Setelah drama dimeja makan, sekarang mereka kedatangan sepasang calon pengantin yang membuat rumah Kevin menjadi heboh.
“Hallo bumilkuu” teriak Meli sambil memeluk Adel
“Hay mel” sapa balik Adel
“Wahh kau semakin seksi aja” bisik Meli
Adel tersentak refleks ia memukul lengan sang sahabat. “Serius?” tanya Adel
“Iya lah, memang nya apa lagi?” tanya Meli
“Aku gak gendut?” tanya Adel
Meli menggeleng. Memang benar apa yang dikatakannya. Adel tak terlihat gemuk hanya saja ia semakin seksi karena beberapa bagian mulai berkembang. Seperti pipi yang tirus sekarang berisi. Meli menjadi gemas dengan wajah sahabatnya sekarang.

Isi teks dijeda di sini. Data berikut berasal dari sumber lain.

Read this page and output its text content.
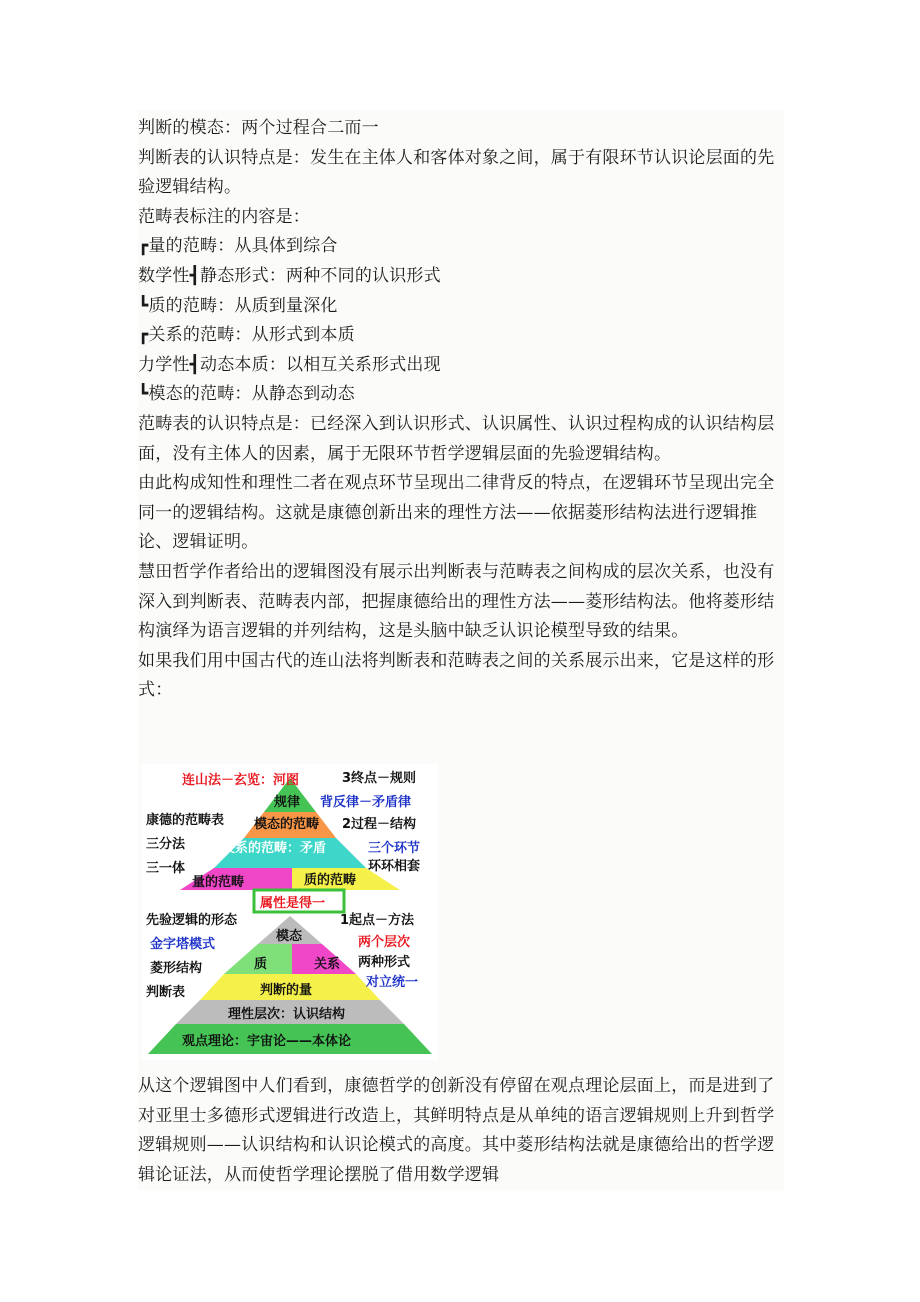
判断的模态：两个过程合二而一

判断表的认识特点是：发生在主体人和客体对象之间，属于有限环节认识论层面的先验逻辑结构。

范畴表标注的内容是：

┏量的范畴：从具体到综合

数学性┫静态形式：两种不同的认识形式

┗质的范畴：从质到量深化

┏关系的范畴：从形式到本质

力学性┫动态本质：以相互关系形式出现

┗模态的范畴：从静态到动态

范畴表的认识特点是：已经深入到认识形式、认识属性、认识过程构成的认识结构层面，没有主体人的因素，属于无限环节哲学逻辑层面的先验逻辑结构。

由此构成知性和理性二者在观点环节呈现出二律背反的特点，在逻辑环节呈现出完全同一的逻辑结构。这就是康德创新出来的理性方法——依据菱形结构法进行逻辑推论、逻辑证明。

慧田哲学作者给出的逻辑图没有展示出判断表与范畴表之间构成的层次关系，也没有深入到判断表、范畴表内部，把握康德给出的理性方法——菱形结构法。他将菱形结构演绎为语言逻辑的并列结构，这是头脑中缺乏认识论模型导致的结果。

如果我们用中国古代的连山法将判断表和范畴表之间的关系展示出来，它是这样的形式：

连山法－玄览：河图	3终点－规则
规律 背反律－矛盾律
康德的范畴表 模态的范畴 2过程－结构
三分法	关系的范畴：矛盾	三个环节
三一体	环环相套
量的范畴	质的范畴
属性是得一
先验逻辑的形态	1起点－方法
模态	两个层次
金字塔模式
质	关系 两种形式
菱形结构
对立统一
判断表	判断的量
理性层次：认识结构
观点理论：宇宙论——本体论

从这个逻辑图中人们看到，康德哲学的创新没有停留在观点理论层面上，而是进到了对亚里士多德形式逻辑进行改造上，其鲜明特点是从单纯的语言逻辑规则上升到哲学逻辑规则——认识结构和认识论模式的高度。其中菱形结构法就是康德给出的哲学逻辑论证法，从而使哲学理论摆脱了借用数学逻辑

“Kenapa kau hamil kau makin menggemaskan” cubit pipi Adel
“Aww sakit tau” dengus Adel
“Hahahha kamu gemesin Del?” goda Meli
“Astaga” menepuk jidat. “Meski gemesin tapi ya jangan kamu cubit juga pipiku” seru Adel kesal
“Hahahha kan pengen aja ngerasain bakpau manusia” ledek Meli
Adel mendelik sebal “Awas aja kalau kau hamil, kau bakal ngerasain juga” sinis Adel
“Ahhh aku tak sabar malahan” ucap santai Meli
“Ihhh kamu kok makin ngeselin sih” seru Adel
“Lah kan emang bener toh, orang nikah pasti nanti pengen hamil juga si wanitanya” Meli memberi pengertian
“Yayayaya tumben kamu mikir dewasa” ledek Adel
“Hahhaha udah mau nikah gue jangan kek bayi terus” saut Meli
“Yayayaya bener” Adel mangguk-mangguk
Keduanya terdiam karena Adel mengambil cemilan dan memakannya sedangkan Meli hanya tertawa kecil. Ia senang melihat sahabatnya doyan makan seperti ini. Malahan Adel sudah tak peduli dengan beratnya. Tetapi Meli menjadi bangga dengan sahabatnya itu. Karena ia rela melepas masa kuliah untuk mengandung buah cinta mereka.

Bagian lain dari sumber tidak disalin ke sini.